Whether one accepts Sheldrake’s hypothesis or not, the concept offers a useful metaphor for understanding how symbolic patterns circulate in human societies. Behavioural similarities may reflect resonance within a collective symbolic field, rather than simple diffusion through communication networks.
This perspective suggests that media environments should be understood as part of a wider ecology of sensemaking. Social platforms, cultural narratives, archetypal imagery, and unconscious psychological structures interact continuously. Algorithms may accelerate the circulation of particular symbolic motifs, but those motifs acquire power only when they resonate with deeper psychic structures already present in the collective imagination.
The Beyond Gender discussion touches on many elements of this ecology. It examines social feedback loops, linguistic framing, and the psychological dynamics of identity formation. Yet, it largely avoids direct engagement with the mythic and symbolic layers of the psyche that Jung considered central to understanding collective psychological movements.

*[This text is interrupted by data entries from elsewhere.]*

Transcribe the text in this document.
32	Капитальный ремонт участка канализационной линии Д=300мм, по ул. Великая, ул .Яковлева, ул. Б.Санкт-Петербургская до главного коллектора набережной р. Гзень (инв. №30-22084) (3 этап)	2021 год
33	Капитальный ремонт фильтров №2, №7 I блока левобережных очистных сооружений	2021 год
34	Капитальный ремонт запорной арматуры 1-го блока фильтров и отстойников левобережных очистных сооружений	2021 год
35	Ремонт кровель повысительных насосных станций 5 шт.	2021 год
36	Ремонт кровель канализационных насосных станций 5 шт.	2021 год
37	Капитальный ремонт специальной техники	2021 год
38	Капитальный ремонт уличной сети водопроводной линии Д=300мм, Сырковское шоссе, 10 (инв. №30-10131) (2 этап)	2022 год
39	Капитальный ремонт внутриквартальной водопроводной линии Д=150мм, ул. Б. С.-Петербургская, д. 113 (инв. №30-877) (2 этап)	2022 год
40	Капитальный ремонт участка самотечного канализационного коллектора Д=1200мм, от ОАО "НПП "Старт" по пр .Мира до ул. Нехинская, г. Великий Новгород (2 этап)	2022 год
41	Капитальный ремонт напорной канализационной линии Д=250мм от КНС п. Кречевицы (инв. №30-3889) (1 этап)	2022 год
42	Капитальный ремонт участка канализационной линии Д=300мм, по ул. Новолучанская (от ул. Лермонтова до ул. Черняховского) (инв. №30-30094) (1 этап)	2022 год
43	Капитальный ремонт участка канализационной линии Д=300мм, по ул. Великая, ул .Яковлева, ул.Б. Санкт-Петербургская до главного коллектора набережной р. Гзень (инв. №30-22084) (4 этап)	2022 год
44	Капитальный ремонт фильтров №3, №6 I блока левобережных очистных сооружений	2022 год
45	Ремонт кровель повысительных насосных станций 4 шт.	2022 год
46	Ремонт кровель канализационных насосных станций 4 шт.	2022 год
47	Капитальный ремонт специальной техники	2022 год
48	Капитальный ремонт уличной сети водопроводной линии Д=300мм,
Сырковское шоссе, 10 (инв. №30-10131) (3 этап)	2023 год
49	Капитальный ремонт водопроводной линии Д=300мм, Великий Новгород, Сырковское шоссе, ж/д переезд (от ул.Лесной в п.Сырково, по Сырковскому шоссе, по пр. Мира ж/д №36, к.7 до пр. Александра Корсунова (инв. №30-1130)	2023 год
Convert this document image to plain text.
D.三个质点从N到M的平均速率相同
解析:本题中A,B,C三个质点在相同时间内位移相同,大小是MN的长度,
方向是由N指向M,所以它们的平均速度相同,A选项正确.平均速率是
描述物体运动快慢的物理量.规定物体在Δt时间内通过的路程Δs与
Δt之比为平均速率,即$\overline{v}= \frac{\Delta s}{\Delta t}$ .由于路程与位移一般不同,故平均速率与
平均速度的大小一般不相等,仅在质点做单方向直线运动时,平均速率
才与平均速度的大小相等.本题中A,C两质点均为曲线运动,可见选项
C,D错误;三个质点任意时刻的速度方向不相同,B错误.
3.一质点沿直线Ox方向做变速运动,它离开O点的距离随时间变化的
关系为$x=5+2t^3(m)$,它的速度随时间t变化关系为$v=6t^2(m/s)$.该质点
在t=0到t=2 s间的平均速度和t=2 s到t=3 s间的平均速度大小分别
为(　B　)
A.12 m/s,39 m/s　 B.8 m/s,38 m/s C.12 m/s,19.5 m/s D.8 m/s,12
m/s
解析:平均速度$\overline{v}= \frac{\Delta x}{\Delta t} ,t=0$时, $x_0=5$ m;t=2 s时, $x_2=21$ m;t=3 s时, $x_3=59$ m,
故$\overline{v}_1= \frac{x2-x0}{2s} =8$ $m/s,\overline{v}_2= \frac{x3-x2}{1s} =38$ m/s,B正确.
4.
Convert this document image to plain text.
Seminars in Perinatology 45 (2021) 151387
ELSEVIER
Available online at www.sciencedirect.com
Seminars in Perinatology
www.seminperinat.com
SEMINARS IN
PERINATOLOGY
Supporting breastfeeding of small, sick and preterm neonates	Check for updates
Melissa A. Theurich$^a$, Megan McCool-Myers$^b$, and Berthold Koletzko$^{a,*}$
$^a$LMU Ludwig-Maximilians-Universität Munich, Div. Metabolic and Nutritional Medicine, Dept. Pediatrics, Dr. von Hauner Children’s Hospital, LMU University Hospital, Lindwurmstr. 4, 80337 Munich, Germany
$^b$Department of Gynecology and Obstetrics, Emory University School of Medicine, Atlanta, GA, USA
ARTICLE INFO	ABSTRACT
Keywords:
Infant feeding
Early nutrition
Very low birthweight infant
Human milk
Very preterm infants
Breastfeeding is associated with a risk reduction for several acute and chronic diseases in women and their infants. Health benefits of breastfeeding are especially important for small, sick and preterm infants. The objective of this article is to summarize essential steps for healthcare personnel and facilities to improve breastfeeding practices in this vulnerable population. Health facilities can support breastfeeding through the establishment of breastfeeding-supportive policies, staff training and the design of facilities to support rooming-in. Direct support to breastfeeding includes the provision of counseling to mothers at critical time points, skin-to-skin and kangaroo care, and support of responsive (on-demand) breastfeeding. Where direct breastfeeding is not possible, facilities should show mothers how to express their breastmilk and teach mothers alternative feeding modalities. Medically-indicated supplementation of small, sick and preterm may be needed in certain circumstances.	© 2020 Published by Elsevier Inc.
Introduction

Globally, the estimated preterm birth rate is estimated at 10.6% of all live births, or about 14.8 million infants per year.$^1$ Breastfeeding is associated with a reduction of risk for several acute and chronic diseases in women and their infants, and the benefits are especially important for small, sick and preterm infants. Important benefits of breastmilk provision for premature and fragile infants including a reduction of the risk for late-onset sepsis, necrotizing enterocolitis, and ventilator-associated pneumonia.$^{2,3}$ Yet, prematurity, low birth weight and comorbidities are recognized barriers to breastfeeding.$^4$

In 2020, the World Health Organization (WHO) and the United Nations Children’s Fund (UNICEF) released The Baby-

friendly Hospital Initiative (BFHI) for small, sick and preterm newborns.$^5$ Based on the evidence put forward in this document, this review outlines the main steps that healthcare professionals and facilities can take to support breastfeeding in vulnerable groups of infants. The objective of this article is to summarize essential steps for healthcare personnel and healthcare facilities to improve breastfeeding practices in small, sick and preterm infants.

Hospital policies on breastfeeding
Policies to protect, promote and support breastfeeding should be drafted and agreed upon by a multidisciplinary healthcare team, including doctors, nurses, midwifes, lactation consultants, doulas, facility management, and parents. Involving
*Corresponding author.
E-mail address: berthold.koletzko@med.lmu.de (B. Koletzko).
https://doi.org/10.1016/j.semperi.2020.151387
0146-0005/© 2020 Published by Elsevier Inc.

A Jungian approach would not replace sociological or technological explanations. Instead, it would complement them by recognising that cultural narratives often carry archetypal significance. The transformation stories, authenticity myths, and identity journeys that circulate online are not merely social constructs. They frequently echo ancient symbolic motifs associated with rebirth, initiation, and the search for belonging.
When media environments change, the symbolic pathways through which these motifs circulate also change. A digital platform may become a new theatre for archetypal expression, organising large numbers of individuals around shared symbolic narratives. In such circumstances, shifts in media structure may correspond with shifts in collective psychic disposition.
The Hermetic and alchemical maxim frequently cited by Jung offers a concise way of describing this relationship. “As above, so below; as within, so without.” The symbolic structures of the psyche are reflected in cultural forms, and cultural forms in turn shape the psychic environment in which individuals interpret their experience.
Similar to the concept of spacetime, we must begin to contend with the working of socialmeaning. As one vector changes or alters, there is a corresponding or relational change in associated vectors. If we change the external media and sensemaking systems, they have an effect on the internal sense making systems. If the internal sensemaking systems change, then there is an external manifestation.
Jung did not discuss identity per se, instead he focussed on symbolic forms of identification, the archetypes and the differences between the Self, persona and character. Understanding identity formation, as a contemporary preoccupation, therefore requires more than an analysis of algorithms or social influence. It requires an awareness of the dynamic ecology linking technological systems, social interaction, symbolic narratives, and the deeper mythic structures of the human psyche.
Only by examining these deep-rooted symbolic layers together can we begin to understand why particular patterns of meaning arise within particular historical moments.
The contemporary media environment may therefore be seen not simply as a communication system but as a symbolic ecosystem. Within that ecosystem, personal identities, collective narratives, and archetypal motifs continually intersect. When conditions align, these intersections can produce powerful shifts in how individuals and societies understand themselves.
Seen in this way, the question is not only how media influence identity. The deeper question concerns how media environments interact with the symbolic structures of the collective psyche, shaping the forms through which archetypal energies find expression in the modern world.